気管支拡張症の疾患解説
【大好評】看護roo!オンラインセミナー
この【実践編】では、呼吸器内科専門医の筆者が、疾患の解説と、聴診音をもとに聴診のポイントを解説していきます。
ここで紹介する聴診音は、筆者が臨床現場で録音したものです。眼と耳で理解できる解説になっているので、必見・必聴です!
初学者の方は、聴診の基本を解説した【基礎編】からスタートすると良いでしょう。
今回は、感染性呼吸器疾患である「気管支拡張症」について解説します。
皿谷 健
(杏林大学医学部付属病院呼吸器内科臨床教授)
気管支拡張症という病気は知っていますか?
気管支が拡がってしまって、元に戻らなくなる病気です!
学校でも習ったから、覚えています♪
正解です。
じゃあ、男性と女性、どちらの患者さんが多いと思いますか?
えーっと・・・どっちかな?
さすがに学校でも教わらないかな。
ここで詳しく解説していきますので、知っておくべき疾患のポイントを一緒に確認していきましょう。
〈目次〉
- 気管支拡張症の基礎知識
- 気管支拡張症の原因と病態生理
- ・先天性要因による気管支拡張症
- ・気管支拡張症の原因と病態生理
- 気管支拡張症の症状
- 聴診時に気を付けるポイント
- ・副鼻腔気管支症候群の患者さんを聴診する際は要注意
- ナースへのワンポイントアドバイス
- Check Point
気管支拡張症の基礎知識
気管支拡張症とは、気管支が拡がってしまい元に戻らなくなる病気です(図1)。
図1気管支拡張症のイメージ
気管支拡張症の発病者は、男性よりも女性に多く、日本人では約25,000人がこの病気に罹患していると言われています。しかし、性差がある理由(何故、女性に多いか)はわかっていません。

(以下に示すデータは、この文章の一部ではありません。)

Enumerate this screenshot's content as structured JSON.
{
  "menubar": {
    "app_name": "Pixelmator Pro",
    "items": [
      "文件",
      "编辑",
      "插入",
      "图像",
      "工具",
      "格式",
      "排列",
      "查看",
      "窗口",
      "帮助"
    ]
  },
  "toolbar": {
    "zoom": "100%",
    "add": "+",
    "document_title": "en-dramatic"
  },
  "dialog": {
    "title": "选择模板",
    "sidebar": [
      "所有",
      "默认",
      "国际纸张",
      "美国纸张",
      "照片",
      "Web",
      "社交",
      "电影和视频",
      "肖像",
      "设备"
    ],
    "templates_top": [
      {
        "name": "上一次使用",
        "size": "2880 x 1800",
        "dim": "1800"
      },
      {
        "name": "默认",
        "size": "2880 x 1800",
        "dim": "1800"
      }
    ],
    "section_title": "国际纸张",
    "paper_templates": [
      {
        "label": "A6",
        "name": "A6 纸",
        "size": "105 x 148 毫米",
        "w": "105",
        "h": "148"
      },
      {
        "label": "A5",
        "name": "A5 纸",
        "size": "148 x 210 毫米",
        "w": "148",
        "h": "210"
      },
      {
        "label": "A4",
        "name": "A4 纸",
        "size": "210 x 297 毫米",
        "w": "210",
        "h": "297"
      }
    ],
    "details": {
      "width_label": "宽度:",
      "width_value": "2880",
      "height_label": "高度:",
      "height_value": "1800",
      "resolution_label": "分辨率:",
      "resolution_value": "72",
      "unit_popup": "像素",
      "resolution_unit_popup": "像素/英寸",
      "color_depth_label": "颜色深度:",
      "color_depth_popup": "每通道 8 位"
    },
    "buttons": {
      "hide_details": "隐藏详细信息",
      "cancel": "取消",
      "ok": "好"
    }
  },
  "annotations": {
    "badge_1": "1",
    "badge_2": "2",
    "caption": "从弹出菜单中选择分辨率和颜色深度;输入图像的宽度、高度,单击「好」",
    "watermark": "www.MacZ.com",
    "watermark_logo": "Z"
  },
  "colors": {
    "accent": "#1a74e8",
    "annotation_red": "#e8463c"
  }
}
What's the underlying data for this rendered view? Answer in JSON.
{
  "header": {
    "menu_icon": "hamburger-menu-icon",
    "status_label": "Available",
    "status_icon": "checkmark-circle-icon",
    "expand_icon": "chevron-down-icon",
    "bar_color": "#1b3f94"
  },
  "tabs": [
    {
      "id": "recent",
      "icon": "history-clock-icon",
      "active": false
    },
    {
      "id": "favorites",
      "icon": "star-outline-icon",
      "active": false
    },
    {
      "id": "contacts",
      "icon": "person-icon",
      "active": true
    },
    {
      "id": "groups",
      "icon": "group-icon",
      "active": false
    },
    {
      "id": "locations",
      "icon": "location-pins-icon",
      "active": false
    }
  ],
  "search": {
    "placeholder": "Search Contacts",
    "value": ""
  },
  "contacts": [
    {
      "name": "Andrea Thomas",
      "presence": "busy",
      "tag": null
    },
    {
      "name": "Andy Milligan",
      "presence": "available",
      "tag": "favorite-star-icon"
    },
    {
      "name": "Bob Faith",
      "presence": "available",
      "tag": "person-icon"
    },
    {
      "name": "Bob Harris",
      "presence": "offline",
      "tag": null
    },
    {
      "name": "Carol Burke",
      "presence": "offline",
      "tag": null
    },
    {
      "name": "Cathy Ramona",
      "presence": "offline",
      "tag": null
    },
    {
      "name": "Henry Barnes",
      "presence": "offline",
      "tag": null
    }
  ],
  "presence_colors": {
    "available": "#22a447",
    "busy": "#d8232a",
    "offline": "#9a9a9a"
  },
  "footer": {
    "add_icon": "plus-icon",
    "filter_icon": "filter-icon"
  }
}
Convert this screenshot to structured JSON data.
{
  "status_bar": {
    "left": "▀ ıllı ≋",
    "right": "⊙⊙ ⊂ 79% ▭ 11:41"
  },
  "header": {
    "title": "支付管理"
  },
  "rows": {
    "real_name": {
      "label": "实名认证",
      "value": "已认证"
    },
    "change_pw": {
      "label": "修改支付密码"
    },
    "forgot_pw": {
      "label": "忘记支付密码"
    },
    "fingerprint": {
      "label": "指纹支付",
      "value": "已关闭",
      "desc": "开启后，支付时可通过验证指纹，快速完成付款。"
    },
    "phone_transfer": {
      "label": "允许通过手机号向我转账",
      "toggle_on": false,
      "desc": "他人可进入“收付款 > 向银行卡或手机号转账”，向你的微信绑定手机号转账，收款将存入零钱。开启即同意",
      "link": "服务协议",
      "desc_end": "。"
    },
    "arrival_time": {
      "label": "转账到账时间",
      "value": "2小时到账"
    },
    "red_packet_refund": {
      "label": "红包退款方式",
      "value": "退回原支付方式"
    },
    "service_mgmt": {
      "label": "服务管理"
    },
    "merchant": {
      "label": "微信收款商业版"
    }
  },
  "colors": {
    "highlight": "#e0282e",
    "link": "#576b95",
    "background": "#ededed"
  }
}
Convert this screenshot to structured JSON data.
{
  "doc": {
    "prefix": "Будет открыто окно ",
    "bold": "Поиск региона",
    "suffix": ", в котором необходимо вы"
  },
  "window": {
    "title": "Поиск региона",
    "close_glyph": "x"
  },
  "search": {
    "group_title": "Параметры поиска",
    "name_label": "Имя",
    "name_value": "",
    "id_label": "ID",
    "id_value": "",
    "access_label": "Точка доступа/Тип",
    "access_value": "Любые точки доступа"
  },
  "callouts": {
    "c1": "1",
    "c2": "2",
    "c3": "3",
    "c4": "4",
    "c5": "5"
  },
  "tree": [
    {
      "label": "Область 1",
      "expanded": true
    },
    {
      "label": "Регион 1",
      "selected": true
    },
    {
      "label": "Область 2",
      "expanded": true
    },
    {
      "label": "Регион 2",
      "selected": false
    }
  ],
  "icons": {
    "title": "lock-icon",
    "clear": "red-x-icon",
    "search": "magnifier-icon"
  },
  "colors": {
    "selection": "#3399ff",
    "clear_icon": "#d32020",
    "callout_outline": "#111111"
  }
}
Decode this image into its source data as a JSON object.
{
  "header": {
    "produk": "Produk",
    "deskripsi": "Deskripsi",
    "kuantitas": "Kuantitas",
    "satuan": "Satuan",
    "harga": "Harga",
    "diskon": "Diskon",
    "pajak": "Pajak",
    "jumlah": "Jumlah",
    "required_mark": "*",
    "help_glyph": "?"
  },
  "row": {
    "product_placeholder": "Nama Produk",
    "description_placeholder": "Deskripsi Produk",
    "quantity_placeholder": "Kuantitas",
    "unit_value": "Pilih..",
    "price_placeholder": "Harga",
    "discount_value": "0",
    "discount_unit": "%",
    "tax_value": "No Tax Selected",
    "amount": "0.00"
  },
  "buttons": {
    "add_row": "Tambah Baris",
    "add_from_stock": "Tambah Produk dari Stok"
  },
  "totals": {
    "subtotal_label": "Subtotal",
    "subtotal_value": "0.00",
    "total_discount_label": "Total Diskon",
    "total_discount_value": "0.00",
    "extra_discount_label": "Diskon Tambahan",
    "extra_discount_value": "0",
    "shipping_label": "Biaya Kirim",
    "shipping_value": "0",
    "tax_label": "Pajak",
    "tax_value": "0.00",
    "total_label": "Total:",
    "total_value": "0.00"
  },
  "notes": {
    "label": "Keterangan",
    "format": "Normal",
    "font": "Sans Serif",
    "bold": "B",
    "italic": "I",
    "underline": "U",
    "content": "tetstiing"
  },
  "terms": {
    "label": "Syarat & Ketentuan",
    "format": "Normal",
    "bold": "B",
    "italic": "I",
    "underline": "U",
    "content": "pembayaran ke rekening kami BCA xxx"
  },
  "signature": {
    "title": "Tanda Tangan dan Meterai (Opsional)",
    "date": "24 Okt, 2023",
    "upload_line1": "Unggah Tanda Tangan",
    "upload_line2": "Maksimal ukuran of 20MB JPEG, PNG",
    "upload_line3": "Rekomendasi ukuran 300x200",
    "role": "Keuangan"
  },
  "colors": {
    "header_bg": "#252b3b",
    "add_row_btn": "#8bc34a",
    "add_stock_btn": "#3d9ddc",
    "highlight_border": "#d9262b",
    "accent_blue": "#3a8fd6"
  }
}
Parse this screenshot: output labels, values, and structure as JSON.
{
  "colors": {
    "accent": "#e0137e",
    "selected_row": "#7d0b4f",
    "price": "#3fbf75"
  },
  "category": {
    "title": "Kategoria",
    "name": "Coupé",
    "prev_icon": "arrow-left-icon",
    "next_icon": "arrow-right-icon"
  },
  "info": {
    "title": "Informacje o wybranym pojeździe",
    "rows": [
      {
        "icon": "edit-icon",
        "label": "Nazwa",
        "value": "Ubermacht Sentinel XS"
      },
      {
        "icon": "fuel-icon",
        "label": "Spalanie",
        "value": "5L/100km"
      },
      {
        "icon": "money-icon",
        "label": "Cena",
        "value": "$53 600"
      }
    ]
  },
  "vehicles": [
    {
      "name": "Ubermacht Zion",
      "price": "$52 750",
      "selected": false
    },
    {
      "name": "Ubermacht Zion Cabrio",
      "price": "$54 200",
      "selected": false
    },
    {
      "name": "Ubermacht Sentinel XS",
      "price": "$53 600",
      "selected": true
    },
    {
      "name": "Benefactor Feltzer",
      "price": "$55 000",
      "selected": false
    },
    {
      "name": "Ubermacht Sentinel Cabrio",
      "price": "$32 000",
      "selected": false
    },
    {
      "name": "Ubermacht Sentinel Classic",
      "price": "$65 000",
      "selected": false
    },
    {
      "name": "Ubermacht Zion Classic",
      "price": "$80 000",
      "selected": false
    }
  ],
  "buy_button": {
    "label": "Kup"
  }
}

拡張する気管支の形は、気管支壁が円筒状になったり、紡錘状や嚢状の形態になることもあります。
気管支拡張症の原因と病態生理
気管支拡張症には、生まれつき罹患している先天性の要因と、生まれた後に罹患する後天性の要因があります。
先天性要因による気管支拡張症
気管支拡張症の主な先天性の要因は、慢性副鼻腔炎や気管支拡張症、カルタゲナー症候群(Kartagener syndrome)が挙げられます。
memoカルタゲナー症候群
カルタゲナー症候群とは、別名、原発性線毛機能不全症候群(immotile cilia syndrome:ICS)と呼ばれる先天性機能不全の病態です。また、原発性線毛ジスキネジア(primary ciliary dyskinesia:PCD)などにも属する疾患です。
症状の中には、内臓の配置が左右反対になる内臓逆位と呼ばれる症状があります。
後天性要因による気管支拡張症
気管支拡張症の主な後天性の要因は、感染症や膠原病(例:関節リウマチ、シェーグレン症候群)が挙げられます(1)。
幼児期に呼吸器の感染症を引き起こすと、気管支壁が弱くなり、気管支閉塞や肺炎、無気肺が起きやすくなります。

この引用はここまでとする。